Well-intentioned but wrong
Garnett Roper, guest columnist
The received wisdom is that Greg Christie has brought courage and independence to the process of the oversight of government contracts by the Office of the Contractor General (OCG); and even if from time to time he has been untidy, he is well-meaning.
However, as I have written before, the recent actions of the OCG are putting at risk the gains made by that office over the last several years. It is the view of some of us that Greg Christie has exceeded the powers of his office and is seeking to make the OCG a government above the Government. That was not the intention of the law enshrining the office.
Greg Christie has persisted in his demand for what he has named as the recently established Independent Oversight Panel (IOP) "to routinely submit to the OCG formal written reports outlining the material particulars of its deliberations and communications, as regards the three projects.
"The OCG's requisition was issued in an effort to secure, among other things, transparency of the IOP's interventions and deliberations, and to provide the requisite statutory oversight of the projects, for and on behalf of the taxpayers and people of Jamaica."
I have insisted that this demand by the OCG is ultra vires. Government has at last done the sensible thing and invited the attorney general to make a determination whether or not the requisition by the OCG is according to law and appropriate, as is the claim by the OCG. Accordingly, the AG has written to the OCG as follows:
"On consideration of your letter of May 20, 2012 (sic), directed to the members of the IOP, we regret to inform you that we do not share your opinion as to the propriety of the requisition and the import of the judgment delivered in Lawrence v Ministry of Construction (Works) and the Attorney General (1991) 28 J.L.R. 265.
"In light of this divergence of views, it is our opinion that the matter is best resolved by the courts. In that regard, we hereby advise you of our intention to apply for leave to move the requisition to the Supreme Court for judicial review. We undertake to serve the documents relative to the application at the earliest."
threat to christie's office
The OCG has interpreted this also as a threat to his office and to transparency and has complained that the administration's latest move not only an abuse of the judicial process and an obvious delay tactic, since the laws regarding the OCG's actions are unequivocally clear and well settled in their import, meaning and judicial interpretation, but it also views the Government's conduct as a vivid indication that, irrespective of what the law states, the current administration appears not prepared to conduct the country's public contracting affairs in accordance with international best practices in procurement, good governance, transparency and accountability.

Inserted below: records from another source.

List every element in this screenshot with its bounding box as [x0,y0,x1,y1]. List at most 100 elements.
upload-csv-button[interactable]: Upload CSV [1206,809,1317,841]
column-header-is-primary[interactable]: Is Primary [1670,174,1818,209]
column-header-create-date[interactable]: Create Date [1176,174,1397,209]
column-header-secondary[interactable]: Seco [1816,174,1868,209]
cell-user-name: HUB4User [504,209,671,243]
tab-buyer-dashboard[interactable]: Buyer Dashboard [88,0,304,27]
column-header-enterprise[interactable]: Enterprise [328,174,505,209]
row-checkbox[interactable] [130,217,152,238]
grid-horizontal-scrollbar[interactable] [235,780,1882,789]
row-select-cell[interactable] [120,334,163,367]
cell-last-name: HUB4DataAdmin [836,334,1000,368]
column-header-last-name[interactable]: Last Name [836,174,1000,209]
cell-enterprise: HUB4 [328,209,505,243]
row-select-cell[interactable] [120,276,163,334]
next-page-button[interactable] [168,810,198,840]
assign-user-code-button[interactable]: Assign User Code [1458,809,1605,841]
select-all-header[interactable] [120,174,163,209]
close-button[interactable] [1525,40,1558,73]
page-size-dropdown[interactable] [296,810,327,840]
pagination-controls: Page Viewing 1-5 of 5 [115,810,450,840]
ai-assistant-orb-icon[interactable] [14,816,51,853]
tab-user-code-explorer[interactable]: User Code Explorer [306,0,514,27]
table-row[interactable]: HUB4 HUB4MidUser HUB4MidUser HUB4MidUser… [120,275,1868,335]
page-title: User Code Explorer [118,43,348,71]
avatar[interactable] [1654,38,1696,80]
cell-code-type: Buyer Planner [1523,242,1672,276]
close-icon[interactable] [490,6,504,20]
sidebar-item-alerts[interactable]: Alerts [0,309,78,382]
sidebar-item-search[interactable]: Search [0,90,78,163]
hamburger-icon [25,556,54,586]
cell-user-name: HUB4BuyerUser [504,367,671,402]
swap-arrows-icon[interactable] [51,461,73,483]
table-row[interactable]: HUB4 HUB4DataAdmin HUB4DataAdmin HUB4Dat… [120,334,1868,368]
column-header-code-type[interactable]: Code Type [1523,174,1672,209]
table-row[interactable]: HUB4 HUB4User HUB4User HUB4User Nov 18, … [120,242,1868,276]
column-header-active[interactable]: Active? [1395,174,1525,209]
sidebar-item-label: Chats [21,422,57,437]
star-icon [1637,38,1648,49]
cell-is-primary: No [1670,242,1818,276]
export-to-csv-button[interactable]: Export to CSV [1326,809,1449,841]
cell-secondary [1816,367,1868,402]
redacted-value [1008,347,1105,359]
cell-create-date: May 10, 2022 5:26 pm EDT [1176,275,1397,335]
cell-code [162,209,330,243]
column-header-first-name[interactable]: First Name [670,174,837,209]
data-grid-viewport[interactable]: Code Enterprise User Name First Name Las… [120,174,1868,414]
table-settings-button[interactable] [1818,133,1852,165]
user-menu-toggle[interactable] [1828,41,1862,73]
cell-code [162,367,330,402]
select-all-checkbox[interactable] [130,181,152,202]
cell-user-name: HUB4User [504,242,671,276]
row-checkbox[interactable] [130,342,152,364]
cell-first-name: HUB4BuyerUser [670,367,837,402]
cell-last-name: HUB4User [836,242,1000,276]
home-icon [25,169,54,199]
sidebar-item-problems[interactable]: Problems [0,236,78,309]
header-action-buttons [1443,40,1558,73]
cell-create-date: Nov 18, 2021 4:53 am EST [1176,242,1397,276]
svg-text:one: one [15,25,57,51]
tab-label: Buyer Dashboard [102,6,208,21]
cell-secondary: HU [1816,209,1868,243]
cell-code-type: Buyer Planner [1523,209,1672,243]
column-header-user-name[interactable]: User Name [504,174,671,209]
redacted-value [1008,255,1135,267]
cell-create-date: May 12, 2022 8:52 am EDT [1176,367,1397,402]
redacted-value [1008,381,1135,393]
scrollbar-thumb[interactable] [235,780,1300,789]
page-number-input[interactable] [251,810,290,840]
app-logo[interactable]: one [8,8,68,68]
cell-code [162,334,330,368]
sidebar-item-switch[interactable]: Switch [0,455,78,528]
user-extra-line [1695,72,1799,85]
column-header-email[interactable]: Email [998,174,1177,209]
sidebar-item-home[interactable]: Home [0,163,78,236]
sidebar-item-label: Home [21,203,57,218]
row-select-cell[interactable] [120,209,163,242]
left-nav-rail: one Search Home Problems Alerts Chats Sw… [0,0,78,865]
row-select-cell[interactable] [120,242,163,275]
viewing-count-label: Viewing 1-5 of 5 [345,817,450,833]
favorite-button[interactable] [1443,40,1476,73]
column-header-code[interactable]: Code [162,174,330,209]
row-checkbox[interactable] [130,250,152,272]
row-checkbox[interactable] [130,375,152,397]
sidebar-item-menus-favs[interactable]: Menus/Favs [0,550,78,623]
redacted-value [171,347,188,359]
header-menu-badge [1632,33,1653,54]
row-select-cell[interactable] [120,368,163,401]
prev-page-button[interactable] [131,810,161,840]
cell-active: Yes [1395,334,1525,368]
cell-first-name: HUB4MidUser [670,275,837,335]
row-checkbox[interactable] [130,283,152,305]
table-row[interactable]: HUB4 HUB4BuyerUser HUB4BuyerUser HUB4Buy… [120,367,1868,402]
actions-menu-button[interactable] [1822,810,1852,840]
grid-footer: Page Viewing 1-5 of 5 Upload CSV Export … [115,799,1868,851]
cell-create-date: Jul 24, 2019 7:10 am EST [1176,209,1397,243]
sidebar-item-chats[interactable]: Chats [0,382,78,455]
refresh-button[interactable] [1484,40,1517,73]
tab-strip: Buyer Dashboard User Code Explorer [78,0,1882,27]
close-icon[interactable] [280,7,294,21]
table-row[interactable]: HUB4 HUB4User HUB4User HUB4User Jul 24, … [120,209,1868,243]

Mr Christie is wrong on both counts. First, he is wrong to regard the action of the AG in seeking the interpretation of the court as cynical, and he is wrong to see any such action as an abuse of judicial process. It is a moot question whether the CG or the AG is right in either man's respective view of the propriety of the requisition. Some of us cannot see how this particular statute which has given effect to the OCG, interpreted in the way it is by the present holder of the office, could be compatible with the idea of the ultimate authority of the Cabinet and the Parliament to conduct the business of the people. It seems to me that what Greg Christie regards as unequivocally clear is quite confusing, if not contradictory.
Since the OCG is a creature of law, it is only fair and appropriate that the Supreme Court should be given the opportunity to subject the interpretation of its powers by the OCG to judicial review. Rather than constituting an abuse of judicial process, such review is acknowledging the independence and authority of the court, which is an important axiom of our system of government. Furthermore, I am not aware of any law that is so settled that it is not subject to challenge and review. One might say, to make the law by interpreting the law is the nature of the beast.
BEYOND CHRISTIE'S SCOPE
More to the point, the most recent correspondence from the OCG inviting the sympathy of the media is tinged with irony. Three Jamaican citizens have agreed to volunteer their time, to make available to a minister of government the considerable professional experience, insight and disinterested commitment to the national good. They are being asked to give their best advice as to anything in the negotiations with investors in the mega projects that are expected to be of substantial benefit to the country that might be against the national interest.
For that reason alone, the private information of the three eminent gentlemen has been subpoenaed, and without being provided with an office or a staff, they are being required to provide extensive and detailed reports to the OCG, which never appointed them in the first place. For the OCG to make such a demand on persons not in the employ of the State does not constitute an abuse of office or powers. However, when his own demands are challenged by a demand for judicial review, that is what, in his view, constitutes the abuse of office and powers.
It seems to me the paper tiger is about to die. I would expect the courts to give us guidance on this matter and to indicate whether or not the remit of the OCG extends to investments, to volunteers, to advisers, whether anyone and everyone can be subpoenaed and threatened with prosecution by the OCG.
The court should tell us whether the deluge of paper to be responded to by 3 p.m. on the same day is the proper exercise of office and is the price we have to pay for transpa-rency and good governance. I believe that Greg Christie is well-meaning but he is wrong, and it is eminently sensible to ask the courts of the land to confirm that this is so.